Шумит, шумит кровь в ушах! Чарли знает: Горилла ждет только случая, чтобы донести на него директору. После истории с дактилоскопированием достаточно малейшего повода, и его вышвырнут навсегда из школы. Еще три дня назад мать, его милая мать, долго плакала и умоляла Чарли, своего золотого, драгоценного мальчика, сдерживаться и не навлекать на себя гнев начальства, хотя бы в память отца, который так хотел, чтобы он стал ученым.

И Чарли обещал. А теперь вот чувствует, как трудно сдержать это обещание. Сейчас, сию минуту он встанет и скажет этому страшилищу все, что думает о нем черный парень! Чарли опирается руками о парту и облизывает пересохшие губы. О счастье! В это последнее мгновение раздается резкий, как удар, звонок, спасительный для мальчика и, быть может, для Хомера.

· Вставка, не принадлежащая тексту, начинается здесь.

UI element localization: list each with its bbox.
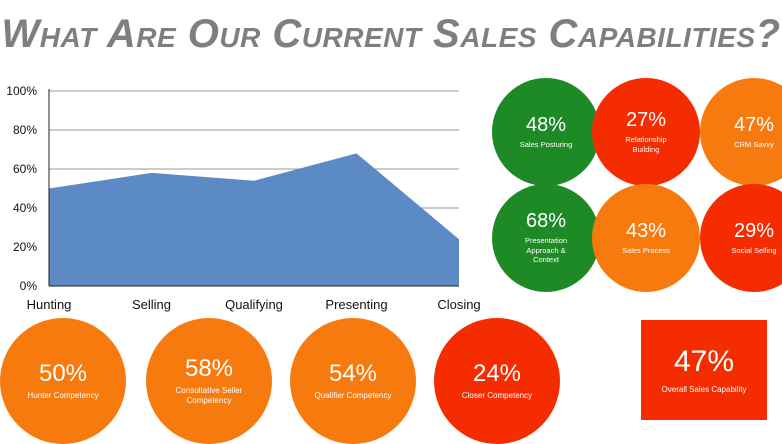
competency-pct: 54% — [328, 359, 378, 387]
capability-label: Relationship Building — [625, 135, 667, 154]
x-tick-label: Hunting — [27, 297, 72, 312]
competency-circle-qualifier: 54% Qualifier Competency — [290, 318, 416, 444]
overall-label: Overall Sales Capability — [661, 384, 747, 394]
capability-pct: 68% — [525, 210, 567, 233]
y-tick-label: 80% — [13, 123, 37, 137]
capability-label: Sales Posturing — [519, 139, 573, 149]
capability-pct: 48% — [525, 113, 567, 136]
competency-circle-consultative-seller: 58% Consultative Seller Competency — [146, 318, 272, 444]
competency-label: Consultative Seller Competency — [175, 385, 243, 405]
x-tick-label: Qualifying — [225, 297, 283, 312]
capability-area-chart: 0% 20% 40% 60% 80% 100% Hunting Selling Qualifyi… — [6, 84, 480, 312]
overall-capability-box: 47% Overall Sales Capability — [641, 320, 767, 420]
capability-label: CRM Savvy — [734, 139, 774, 149]
competency-pct: 50% — [38, 359, 88, 387]
capability-pct: 47% — [733, 113, 775, 136]
x-tick-label: Presenting — [325, 297, 387, 312]
overall-pct: 47% — [673, 344, 735, 378]
capability-pct: 27% — [625, 109, 667, 132]
capability-circle-sales-process: 43% Sales Process — [592, 184, 700, 292]
capability-circle-presentation: 68% Presentation Approach & Context — [492, 184, 600, 292]
x-tick-label: Closing — [437, 297, 480, 312]
capability-label: Sales Process — [622, 245, 670, 255]
competency-label: Qualifier Competency — [314, 390, 392, 400]
capability-label: Social Selling — [731, 245, 777, 255]
competency-label: Closer Competency — [461, 390, 533, 400]
capability-circle-relationship-building: 27% Relationship Building — [592, 78, 700, 186]
y-tick-label: 20% — [13, 240, 37, 254]
y-tick-label: 0% — [20, 279, 38, 293]
competency-circle-closer: 24% Closer Competency — [434, 318, 560, 444]
capability-circle-sales-posturing: 48% Sales Posturing — [492, 78, 600, 186]
capability-circle-social-selling: 29% Social Selling — [700, 184, 782, 292]
competency-circle-hunter: 50% Hunter Competency — [0, 318, 126, 444]
capability-circle-crm-savvy: 47% CRM Savvy — [700, 78, 782, 186]
y-tick-label: 60% — [13, 162, 37, 176]
competency-pct: 24% — [472, 359, 522, 387]
y-tick-label: 40% — [13, 201, 37, 215]
area-series — [49, 153, 459, 286]
capability-pct: 29% — [733, 219, 775, 242]
competency-label: Hunter Competency — [27, 390, 99, 400]
y-tick-label: 100% — [6, 84, 37, 98]
capability-label: Presentation Approach & Context — [524, 236, 568, 265]
x-tick-label: Selling — [132, 297, 171, 312]
competency-pct: 58% — [184, 354, 234, 382]
capability-pct: 43% — [625, 219, 667, 242]
page-title: What Are Our Current Sales Capabilities? — [1, 12, 781, 56]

Чарли тяжело переводит дух.

– Выходите из кабинета, не задерживайтесь, – машинально, по привычке, говорит он школьникам.

8. В перемену

В распоряжении школьников – целые четверть часа. Моментально составляются партии в бейзбол, в салки, в «львов и тигров». Девочки прыгают через веревочку, чинно гуляют парами или стрекочут как сороки.

На взгляд, на очень беглый взгляд непосвященного человека, все дети во дворе играют и бегают вместе, все смешались в общий веселый хоровод. Но уже через несколько минут каждый мало-мальски внимательный наблюдатель начал бы различать отдельные группы, которые никак не смешиваются между собой. Он увидел бы занятых какой-то сугубо военной игрой бой– и герл-скаутов, которыми командует белесый мальчик, похожий на моль. Он заметил бы отдельную команду играющих в бейзбол мальчиков и девочек в дорогих спортивных костюмах и среди них юного денди в желтых туфлях, самого великолепного и высокомерного.

Ему бросилось бы в глаза, что поодаль от бейзбольной площадки, стараясь не подбегать к ней слишком близко, носятся «тигры» в заштопанных бумажных свитерах и заплатанных вельветовых штанишках и «львы» в ситцевых платьицах, вылинявших от бесконечных стирок.